The second ode2 example in the manual is a second
order nonlinear ode in which a particular solution
is chosen so that at x = 0, y = 0, and dydx = 2.
The implicit solution for y as a function of x
is 3*y - 2*y^3 = 6*x , or y * (3 - 2*y^2) = 6*x
which indeed has one solution which is zero
when x = 0.
The first derivative of this implicit solution gives
dydx = 2/(1 - 2*y^2), which says dydx = 2
when y = 0.
But when I ask solve for explicit solutions
( exsoln below ), the first returned solution
has y1(0) = 0, dy1dx(0) = -1,
and the third returned solution has
y3(0) = sqrt(3/2), dy3dx(0) = 2.
So how do we recover an explicit solution
which agrees with that returned by ic2?
(ie which has y(0) = 0 and dydx(0) = 2)?
--------------------------------------------------------
(%i1) display2d:false$
(%i2) de : 'diff(y,x,2) + y*'diff(y,x)^3;
(%o2) 'diff(y,x,2)+y*('diff(y,x,1))^3
(%i3) gsoln : ode2(%,y,x);
(%o3) (y^3+6*%k1*y)/6 = x+%k2
(%i4) ev(de,gsoln,diff);
(%o4) 0
(%i5) ic2(gsoln,x=0,y=0,diff(y,x)=2);
(%o5) (y^3-3*y*(y^2-1))/6 = x
(%i6) impsoln : 6*ratsimp(%);
(%o6) 3*y-2*y^3 = 6*x
(%i7) depends(y,x)$
(%i8) diff(impsoln,x);
(%o8) 3*'diff(y,x,1)-6*y^2*'diff(y,x,1) = 6
(%i9) solve(%,'diff(y,x));
(%o9) ['diff(y,x,1) = -2/(2*y^2-1)]
(%i10) kill(y)$
use solve for explicit soln:
(%i11) exsoln : map('rhs,solve(impsoln,y))$
look at x = 0 values of y
(%i12) rectform( subst(x=0,exsoln) );
(%o12) [ 0, -2^-(1/2)*sqrt(3), sqrt(3)/sqrt(2)]

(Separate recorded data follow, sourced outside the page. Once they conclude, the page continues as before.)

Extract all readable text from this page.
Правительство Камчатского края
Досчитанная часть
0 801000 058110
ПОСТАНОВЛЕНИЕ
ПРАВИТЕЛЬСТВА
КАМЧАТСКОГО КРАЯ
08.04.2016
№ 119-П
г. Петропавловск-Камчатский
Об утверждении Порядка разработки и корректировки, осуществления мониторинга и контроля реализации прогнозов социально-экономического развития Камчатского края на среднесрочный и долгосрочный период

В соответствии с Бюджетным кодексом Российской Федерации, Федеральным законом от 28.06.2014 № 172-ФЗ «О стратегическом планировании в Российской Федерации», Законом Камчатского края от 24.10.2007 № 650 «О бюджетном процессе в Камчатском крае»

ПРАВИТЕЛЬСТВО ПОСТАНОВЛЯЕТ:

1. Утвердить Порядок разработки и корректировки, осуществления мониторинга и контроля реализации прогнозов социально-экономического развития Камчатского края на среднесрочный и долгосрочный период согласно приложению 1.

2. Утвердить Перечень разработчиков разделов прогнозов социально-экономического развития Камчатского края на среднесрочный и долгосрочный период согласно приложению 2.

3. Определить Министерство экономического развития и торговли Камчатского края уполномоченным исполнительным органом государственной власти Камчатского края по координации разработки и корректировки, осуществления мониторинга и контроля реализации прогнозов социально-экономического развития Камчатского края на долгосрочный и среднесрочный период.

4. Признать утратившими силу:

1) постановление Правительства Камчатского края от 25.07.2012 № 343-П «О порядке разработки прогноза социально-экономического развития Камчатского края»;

(%i13) dexsoln : diff(exsoln,x)$
look at x = 0 values of first derivatives
(%i14) rectform( subst(x=0,dexsoln) );
(%o14) [ -1, -1, 2 ]
the following adds nothing new--
simply looks at first and third solution
again
(%i15) y1 : first(exsoln)$
(%i16) y3 : third(exsoln)$
(%i17) rectform( subst(x=0,[y1,y3]) );
(%o17) [ 0, sqrt(3)/sqrt(2) ]
(%i18) dy1dx : diff(y1,x)$
(%i19) dy3dx : diff(y3,x)$
(%i20) rectform( subst(x = 0,[dy1dx, dy3dx]) );
(%o20) [ -1, 2 ]
-------------------------------
I guess I'm looking for a nonlinear answer ;)
Ted Woollett
win xp, 5.18.1